İlk kuşak felsefeciler “Felsefesiz bir toplumda nasıl felsefe yapılır?” sorusunu sormamışlardır. Oysa ilk kuşak için en can alıcı soru bu olmalıydı. Soruyu bu sarihlikte kursalardı, muhtemelen cevaplardan biri geleneğe dönerek felsefe aramak olacaktı. Kuşkusuz bu verimli bir yönelim olmayacaktı. İkinci bir yönelim özverili bir çabayla felsefe tarihinin birikimini Türkçe’ye aktarma olabilirdi. Bu mütevazı iş, felsefe birikiminin olmazsa olmazlarını Türkçe’ye taşıyarak, gelecek kuşakların hakiki anlamda felsefe yapmalarına yardımcı olurdu. Bunun yanı sıra okuduğunu “betimleyici çalışma” adı altında aktarmayı filozofluk olarak iddia etmeyi getiren kötü mirasın ortaya çıkması söz konusu olmazdı.
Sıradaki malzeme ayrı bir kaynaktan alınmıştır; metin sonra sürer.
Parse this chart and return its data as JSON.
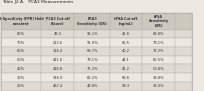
{
  "title": "Table J2 A.   PCA3 Measurements",
  "col_headers": [
    "1-Specificity (FPR) Held\nconstant",
    "PCA3 Cut-off\n(Score)",
    "PCA3\nSensitivity (OR)",
    "tPSA Cut-off\n(ng/mL)",
    "tPSA\nSensitivity\n(OR)",
    ""
  ],
  "rows": [
    [
      "80%",
      "49.3",
      "95.1%",
      "41.8",
      "88.8%",
      ""
    ],
    [
      "70%",
      "212.6",
      "91.0%",
      "62.5",
      "79.1%",
      ""
    ],
    [
      "60%",
      "316.4",
      "88.7%",
      "40.2",
      "72.2%",
      ""
    ],
    [
      "50%",
      "421.0",
      "79.1%",
      "44.1",
      "60.5%",
      ""
    ],
    [
      "40%",
      "426.8",
      "71.2%",
      "45.2",
      "50.8%",
      ""
    ],
    [
      "30%",
      "334.9",
      "61.2%",
      "88.8",
      "39.8%",
      ""
    ],
    [
      "20%",
      "467.4",
      "48.8%",
      "99.3",
      "28.0%",
      ""
    ]
  ],
  "bg_color": "#ede8e0",
  "header_bg": "#cdc8be",
  "alt_row_bg": "#e0dbd2",
  "row_bg": "#ede8e0",
  "border_color": "#aaaaaa",
  "text_color": "#333333",
  "title_color": "#222222",
  "title_fontsize": 3.2,
  "header_fontsize": 2.4,
  "cell_fontsize": 2.6
}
Bugün hâlâ ilk kuşağı taklit edenler, felsefece bir anlama sahip değildir. “Betimleyici” denilen felsefe aktarmalarını felsefe ve kendilerini de filozof olarak sunan kişiler, felsefe kavrayışı geliştirememiş bir “yarım aydınlar” topluluğu oluşturuyor
İlk kuşak felsefecilerin en önemli ayrıcalığı Batı dili bilmeleriydi. Bir Batı dili bilmek artık ayrıcalık olmaktan çıkmıştır. Yine bu kuşağın kimi mensupları Batı’da yeni yeni tanınmaya başlayan bir filozofu Türkçe’ye aktarmakla bir popülarite sağlama yolunu seçmiştir. Bu “kurnaz felsefe yapma tarzı”nın nasıl bir serüvene sürükleneceği açıktır. Köklü fikir geliştirememiş ama Batı’da ortaya çıkan yeni filozoflarla birlikte anılır ve aranır olmuş birtakım ukala aktarıcılar hâsıl olmuştur. Artık bu uyanık tutumla “piyasa edinme” pespayeliğinin bir anlamı ve geçerliliği kalmamıştır. Zira Batı dillerini çok iyi bilen ve bu dilin konuşulduğu ülkelerde felsefe okuyan, son derece köklü bağları olan, bu ülkelerin filozoflarıyla dostlukları olan felsefeciler mevcut.
Tez Üçe ek
“Türkçede felsefe yapılmaz” şu anlamda ki Türkçe’de toparlanmış felsefe bilgisi sınırlıdır. Ele alınan bir felsefe sorusunu bütün çeperleriyle tüketebilmek için, en azından bu soruya verilmiş temel cevapları bilmek gerekir. Bu da çok sağlam bir felsefe tarihi bilmeyi ve sorunla cebelleşen çağdaşları takip etmeyi gerektirir. Bu bilgiye sadece Türkçe’yle ulaşmak mümkün değildir. Dolayısıyla ilgi alanına göre bu soruların cevap bulduğu dilleri bilmek gerekir. Temel olarak Latince, Grekçe, Almanca ve Fransızca, iletişim dili olarak İngilizce ön sıralarda yer alır.
Sonuç önermesi
Soruna böyle bakınca yeni bir durum ortaya çıkıyor. Bilgiye ulaşmak için o bilgiyi taşıyan dili bilmek gerekiyor. Edinilen bu bilgiyi de arkaya alarak yeni bilgi-fikir üretmek mümkün oluyor. İşte bunu başarmak, anlatmak için Türkçe yeterlidir. Bu durumda yukarıda da belirtiğim gibi sorun dil olmaktan çıkıyor, tam manasıyla bir fikri olmaya dönüşüyor. Fikrin de hangi dilde anlatıldığı önemini kaybediyor. İsterseniz düşüncelerinizi bir de Batı dillerinde yayımlarsınız. Tabii ki bunun olabilmesi için de müracaat edilen dilde yayına karar verenlerin anlattığınız “fikri” görmesi gerekiyor. Daha da iddialı bir ifadeyle yeni bir fikir varsa, bu fikri başka dillere aktarmak için sahibinin kapısının çalınacağı belirtmek gerekiyor.